Dating The Era of Lord Ram
- Author: Pushkar Bhatnagar
- Language: English
- Genre: History
- Publisher: Rupa Publications
- Publication date: 2004
- Publication place: India
- Published in English: 2004
- Media type: Paperback and Ebook
- Pages: 172
- ISBN: 978-8129104984
- OCLC: 500035996

= Dating The Era of Lord Ram =

Indian history book

Dating the Era of Lord Ram is an English-language book published in 2004 by Rupa & Co, written by Pushkar Bhatnagar. The book is about the life of Rama (also spelt "Ram"), a deity in Hinduism.

== Content ==
According to Valmiki, when Rama was born, the sun was in Aries, the moon was in Cancer, Jupiter and the moon were both in Libra, Venus was in Pisces, and Mars was in Capricorn. Additionally, it was the ninth day of the moon's ascending phase in the lunar month of Chaitra. With the use of a powerful piece of software, the two slides on the book's cover show that on January 10, 5114 B.C., these particular astral conditions were present in the sky.
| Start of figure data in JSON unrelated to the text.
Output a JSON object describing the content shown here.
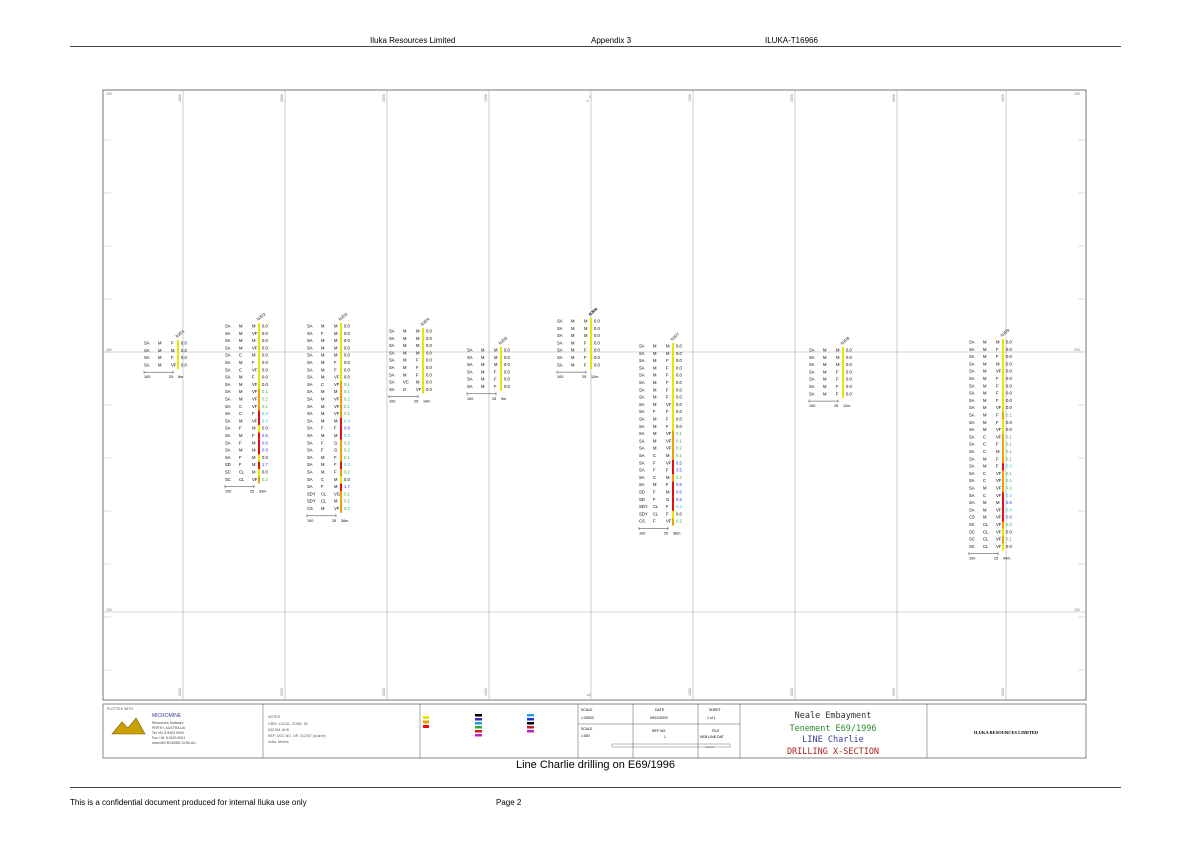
{
  "header": {
    "company": "Iluka Resources Limited",
    "appendix": "Appendix 3",
    "report_id": "ILUKA-T16966"
  },
  "caption": "Line Charlie drilling on E69/1996",
  "footer": {
    "confidentiality": "This is a confidential document produced for internal Iluka use only",
    "page": "Page 2"
  },
  "section": {
    "x_ticks_top": [
      "4000",
      "3000",
      "2000",
      "1000",
      "0",
      "1000",
      "2000",
      "3000",
      "4000"
    ],
    "x_ticks_bottom": [
      "4000",
      "3000",
      "2000",
      "1000",
      "0",
      "1000",
      "2000",
      "3000",
      "4000"
    ],
    "y_labels": [
      "300",
      "200"
    ],
    "center_mark": "0",
    "holes": [
      {
        "name": "NJD1",
        "rows": [
          [
            "SA",
            "M",
            "F",
            "0.0"
          ],
          [
            "SA",
            "M",
            "M",
            "0.0"
          ],
          [
            "SA",
            "M",
            "F",
            "0.0"
          ],
          [
            "SA",
            "M",
            "VF",
            "0.0"
          ]
        ],
        "scale": [
          "100",
          "25",
          "6m"
        ]
      },
      {
        "name": "NJD2",
        "rows": [
          [
            "SA",
            "M",
            "M",
            "0.0"
          ],
          [
            "SA",
            "M",
            "VF",
            "0.0"
          ],
          [
            "SA",
            "M",
            "M",
            "0.0"
          ],
          [
            "SA",
            "M",
            "VF",
            "0.0"
          ],
          [
            "SA",
            "C",
            "M",
            "0.0"
          ],
          [
            "SA",
            "M",
            "F",
            "0.0"
          ],
          [
            "SA",
            "C",
            "VF",
            "0.0"
          ],
          [
            "SA",
            "M",
            "F",
            "0.0"
          ],
          [
            "SA",
            "M",
            "VF",
            "0.0"
          ],
          [
            "SA",
            "M",
            "VF",
            "0.1"
          ],
          [
            "SA",
            "M",
            "VF",
            "0.2"
          ],
          [
            "SA",
            "C",
            "VF",
            "0.1"
          ],
          [
            "SA",
            "C",
            "F",
            "0.3"
          ],
          [
            "SA",
            "M",
            "VF",
            "0.3"
          ],
          [
            "SA",
            "F",
            "M",
            "0.0"
          ],
          [
            "SA",
            "M",
            "F",
            "0.5"
          ],
          [
            "SA",
            "F",
            "M",
            "0.6"
          ],
          [
            "SA",
            "M",
            "M",
            "0.8"
          ],
          [
            "SA",
            "F",
            "M",
            "0.0"
          ],
          [
            "SD",
            "F",
            "M",
            "1.7"
          ],
          [
            "SC",
            "CL",
            "M",
            "0.0"
          ],
          [
            "SC",
            "CL",
            "VF",
            "0.2"
          ]
        ],
        "scale": [
          "100",
          "25",
          "33m"
        ]
      },
      {
        "name": "NJD3",
        "rows": [
          [
            "SA",
            "M",
            "M",
            "0.0"
          ],
          [
            "SA",
            "F",
            "M",
            "0.0"
          ],
          [
            "SA",
            "M",
            "M",
            "0.0"
          ],
          [
            "SA",
            "M",
            "M",
            "0.0"
          ],
          [
            "SA",
            "M",
            "M",
            "0.0"
          ],
          [
            "SA",
            "M",
            "F",
            "0.0"
          ],
          [
            "SA",
            "M",
            "F",
            "0.0"
          ],
          [
            "SA",
            "M",
            "VF",
            "0.0"
          ],
          [
            "SA",
            "C",
            "VF",
            "0.1"
          ],
          [
            "SA",
            "M",
            "M",
            "0.1"
          ],
          [
            "SA",
            "M",
            "VF",
            "0.2"
          ],
          [
            "SA",
            "M",
            "VF",
            "0.1"
          ],
          [
            "SA",
            "M",
            "VF",
            "0.1"
          ],
          [
            "SA",
            "M",
            "M",
            "0.4"
          ],
          [
            "SA",
            "F",
            "F",
            "0.8"
          ],
          [
            "SA",
            "M",
            "M",
            "0.3"
          ],
          [
            "SA",
            "F",
            "G",
            "0.2"
          ],
          [
            "SA",
            "F",
            "G",
            "0.2"
          ],
          [
            "SA",
            "M",
            "F",
            "0.1"
          ],
          [
            "SA",
            "M",
            "F",
            "0.3"
          ],
          [
            "SA",
            "M",
            "F",
            "0.2"
          ],
          [
            "SA",
            "C",
            "M",
            "0.0"
          ],
          [
            "SA",
            "F",
            "M",
            "1.7"
          ],
          [
            "SDY",
            "CL",
            "VG",
            "0.1"
          ],
          [
            "SDY",
            "CL",
            "M",
            "0.1"
          ],
          [
            "CS",
            "M",
            "VF",
            "0.2"
          ]
        ],
        "scale": [
          "100",
          "25",
          "36m"
        ]
      },
      {
        "name": "NJD4",
        "rows": [
          [
            "SA",
            "M",
            "M",
            "0.0"
          ],
          [
            "SA",
            "M",
            "M",
            "0.0"
          ],
          [
            "SA",
            "M",
            "M",
            "0.0"
          ],
          [
            "SA",
            "M",
            "M",
            "0.0"
          ],
          [
            "SA",
            "M",
            "F",
            "0.0"
          ],
          [
            "SA",
            "M",
            "F",
            "0.0"
          ],
          [
            "SA",
            "M",
            "F",
            "0.0"
          ],
          [
            "SA",
            "VC",
            "M",
            "0.0"
          ],
          [
            "SA",
            "G",
            "VF",
            "0.0"
          ]
        ],
        "scale": [
          "100",
          "25",
          "14m"
        ]
      },
      {
        "name": "NJD5",
        "rows": [
          [
            "SA",
            "M",
            "M",
            "0.0"
          ],
          [
            "SA",
            "M",
            "M",
            "0.0"
          ],
          [
            "SA",
            "M",
            "M",
            "0.0"
          ],
          [
            "SA",
            "M",
            "F",
            "0.0"
          ],
          [
            "SA",
            "M",
            "F",
            "0.0"
          ],
          [
            "SA",
            "M",
            "F",
            "0.0"
          ]
        ],
        "scale": [
          "100",
          "25",
          "9m"
        ]
      },
      {
        "name": "NJD6",
        "rows": [
          [
            "SA",
            "M",
            "M",
            "0.0"
          ],
          [
            "SA",
            "M",
            "M",
            "0.0"
          ],
          [
            "SA",
            "M",
            "M",
            "0.0"
          ],
          [
            "SA",
            "M",
            "F",
            "0.0"
          ],
          [
            "SA",
            "M",
            "F",
            "0.0"
          ],
          [
            "SA",
            "M",
            "F",
            "0.0"
          ],
          [
            "SA",
            "M",
            "F",
            "0.0"
          ]
        ],
        "scale": [
          "100",
          "25",
          "12m"
        ]
      },
      {
        "name": "NJD7",
        "rows": [
          [
            "SA",
            "M",
            "M",
            "0.0"
          ],
          [
            "SA",
            "M",
            "M",
            "0.0"
          ],
          [
            "SA",
            "M",
            "F",
            "0.0"
          ],
          [
            "SA",
            "M",
            "F",
            "0.0"
          ],
          [
            "SA",
            "M",
            "F",
            "0.0"
          ],
          [
            "SA",
            "M",
            "F",
            "0.0"
          ],
          [
            "SA",
            "M",
            "F",
            "0.0"
          ],
          [
            "SA",
            "M",
            "F",
            "0.0"
          ],
          [
            "SA",
            "M",
            "VF",
            "0.0"
          ],
          [
            "SA",
            "F",
            "F",
            "0.0"
          ],
          [
            "SA",
            "M",
            "F",
            "0.0"
          ],
          [
            "SA",
            "M",
            "F",
            "0.0"
          ],
          [
            "SA",
            "M",
            "VF",
            "0.1"
          ],
          [
            "SA",
            "M",
            "VF",
            "0.1"
          ],
          [
            "SA",
            "M",
            "VF",
            "0.2"
          ],
          [
            "SA",
            "C",
            "M",
            "0.1"
          ],
          [
            "SA",
            "F",
            "VF",
            "0.5"
          ],
          [
            "SA",
            "F",
            "F",
            "3.5"
          ],
          [
            "SA",
            "C",
            "M",
            "0.2"
          ],
          [
            "SA",
            "M",
            "F",
            "0.6"
          ],
          [
            "SD",
            "F",
            "M",
            "0.6"
          ],
          [
            "SD",
            "F",
            "G",
            "0.6"
          ],
          [
            "SDY",
            "CL",
            "F",
            "0.4"
          ],
          [
            "SDY",
            "CL",
            "F",
            "0.0"
          ],
          [
            "CS",
            "F",
            "VF",
            "0.2"
          ]
        ],
        "scale": [
          "100",
          "25",
          "36m"
        ]
      },
      {
        "name": "NJD8",
        "rows": [
          [
            "SA",
            "M",
            "M",
            "0.0"
          ],
          [
            "SA",
            "M",
            "M",
            "0.0"
          ],
          [
            "SA",
            "M",
            "M",
            "0.0"
          ],
          [
            "SA",
            "M",
            "F",
            "0.0"
          ],
          [
            "SA",
            "M",
            "F",
            "0.0"
          ],
          [
            "SA",
            "M",
            "F",
            "0.0"
          ],
          [
            "SA",
            "M",
            "F",
            "0.0"
          ]
        ],
        "scale": [
          "100",
          "25",
          "12m"
        ]
      },
      {
        "name": "NJD9",
        "rows": [
          [
            "SA",
            "M",
            "M",
            "0.0"
          ],
          [
            "SA",
            "M",
            "F",
            "0.0"
          ],
          [
            "SA",
            "M",
            "F",
            "0.0"
          ],
          [
            "SA",
            "M",
            "M",
            "0.0"
          ],
          [
            "SA",
            "M",
            "VF",
            "0.0"
          ],
          [
            "SA",
            "M",
            "F",
            "0.0"
          ],
          [
            "SA",
            "M",
            "F",
            "0.0"
          ],
          [
            "SA",
            "M",
            "F",
            "0.0"
          ],
          [
            "SA",
            "M",
            "F",
            "0.0"
          ],
          [
            "SA",
            "M",
            "VF",
            "0.0"
          ],
          [
            "SA",
            "M",
            "F",
            "0.1"
          ],
          [
            "SA",
            "M",
            "F",
            "0.0"
          ],
          [
            "SA",
            "M",
            "VF",
            "0.0"
          ],
          [
            "SA",
            "C",
            "VF",
            "0.1"
          ],
          [
            "SA",
            "C",
            "F",
            "0.1"
          ],
          [
            "SA",
            "C",
            "M",
            "0.1"
          ],
          [
            "SA",
            "M",
            "F",
            "0.1"
          ],
          [
            "SA",
            "M",
            "F",
            "0.3"
          ],
          [
            "SA",
            "C",
            "VF",
            "0.1"
          ],
          [
            "SA",
            "C",
            "VF",
            "0.1"
          ],
          [
            "SA",
            "M",
            "VF",
            "0.2"
          ],
          [
            "SA",
            "C",
            "VF",
            "0.4"
          ],
          [
            "SA",
            "M",
            "M",
            "0.5"
          ],
          [
            "SA",
            "M",
            "VF",
            "0.4"
          ],
          [
            "CS",
            "M",
            "VF",
            "0.6"
          ],
          [
            "SC",
            "CL",
            "VF",
            "0.2"
          ],
          [
            "SC",
            "CL",
            "VF",
            "0.0"
          ],
          [
            "SC",
            "CL",
            "VF",
            "0.1"
          ],
          [
            "SC",
            "CL",
            "VF",
            "0.0"
          ]
        ],
        "scale": [
          "100",
          "25",
          "44m"
        ]
      }
    ]
  },
  "title_block": {
    "plotted_label": "PLOTTED WITH",
    "software": "MICROMINE",
    "software_lines": [
      "Resources Software",
      "PERTH, AUSTRALIA",
      "Tel +61 8 9423 9000",
      "Fax +61 8 9423 9001",
      "www.MICROMINE.COM.AU"
    ],
    "notes_label": "NOTES",
    "notes": [
      "GRID: LOCAL, ZONE: 50",
      "DATUM: AHD",
      "REF: DOC NO. OR. 312007 (source)",
      "Units: Metres"
    ],
    "scale_label": "SCALE",
    "scale": "1:25000",
    "scale2_label": "SCALE",
    "scale2": "1:500",
    "date_label": "DATE",
    "date": "05/10/2009",
    "ref_label": "REF NO.",
    "ref": "1",
    "sheet_label": "SHEET",
    "sheet": "1 of 1",
    "file_label": "FILE",
    "file": "NEB-LINE.DAT",
    "metres_label": "metres",
    "project": "Neale Embayment",
    "tenement": "Tenement E69/1996",
    "line": "LINE Charlie",
    "drawing": "DRILLING X-SECTION",
    "client": "ILUKA RESOURCES LIMITED"
  },
  "colors": {
    "hm_yellow": "#e6e600",
    "hm_orange": "#f0a000",
    "hm_red": "#e01010",
    "hm_blue": "#2030e0",
    "hm_cyan": "#20c0e0",
    "hm_green": "#30b030",
    "project_green": "#2a8a2a",
    "drawing_red": "#b02020",
    "line_blue": "#3a3a9a"
  }
}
This book uses Western scientific progress to demonstrate how old the East is.

== Controversy ==
Historians had questioned and asked for evidence to prove the existence of "Lord Ram". A professor of Allahabad University, R. P. Tripathi, said historical characters need solid evidence to justify the myths, and the former chairman of the Indian Council of Historical Research, S Setter, said that there is no such evidence that can prove the existence of Rama, asserting that "Lord Ram is myth".

==In art and culture==
The makers of the 2022 film Ram Setu make mentions of the book.